Section 16 of the Act provides for fair and equitable treatment and as such investors are protected against denial of justice in civil, criminal and administrative procedures and breaches of due process. The new law has a guarantee that no investment shall be expropriated or nationalized except for a public purpose and where that happens, it shall be subject to prompt payment of compensation which shall be determined by the fair market value of the investment. The affected investor has a right to cause the review of any perceived unfair valuation.

Section 19 of the same Act provides for transfer of funds into and outside of Zimbabwe. Ideally, the law seeks to ensure that investors transfer funds into and outside of Zimbabwe without delay. However, the government reserved itself the right to restrict transfers and payments pertaining to investments in the event of serious balance of payments and external financing difficulties. There is no given threshold of what would constitute a serious balance of payments difficulty. Investors have the obligation to abide by Zimbabwean laws.

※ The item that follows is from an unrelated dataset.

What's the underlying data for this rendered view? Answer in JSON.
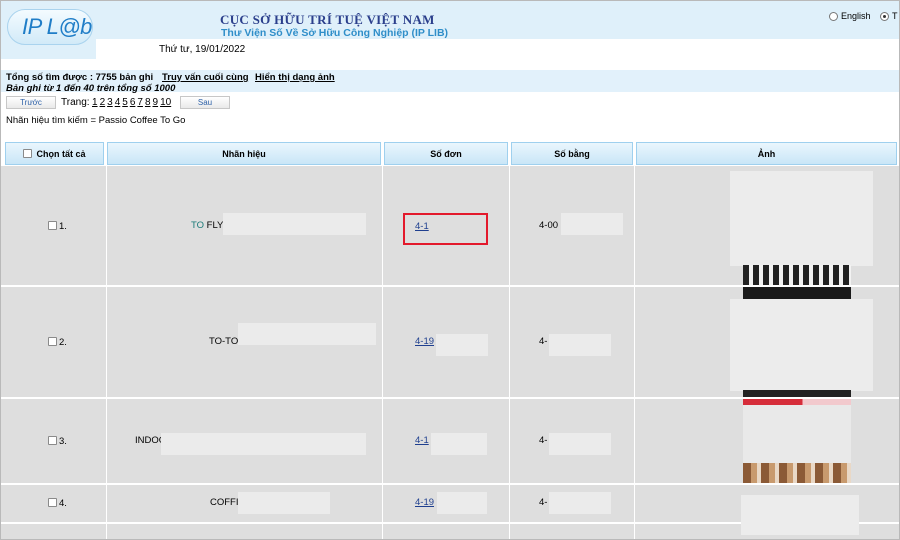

Applying for an investment license

Any foreign investor wishing to invest in Zimbabwe and wishing to obtain the protections afforded by the Act should apply for an investment license whether or not the intended investment is in a special economic zone. The investment license is non-transferable in nature and the scope of investment is limited according to what is described in the license. The period of validity of a license in respect of areas outside the special economic zones is as described in the investment license. An investment license in respect of special economic zones is valid for ten years.

Dispute Resolution

Any dispute pertaining to investments is by matter of law governed by the laws of Zimbabwe except where the parties by mutual agreement consent to referring a dispute to international arbitration. In the case of a foreign investor, the dispute may also be resolved in terms set out in a treaty on the promotion and protection of investments between Zimbabwe and the country from which the investor originates. It is important for an investor who has established his or her investment in Zimbabwe and wishes to claim special protection under a Bilateral Investment Protection and Promotion Agreement to register with the Agency ninety days after the date of commencement. Where one fails to make such registration, one risks losing the special protection under the Bilateral Investment Protection and Promotion Agreement. This law is likely to stir future controversy in the realm of International relations and diplomacy, as it establishes extra burdens for one to enjoy protection which ordinarily would come by mere existence of the BIPPA.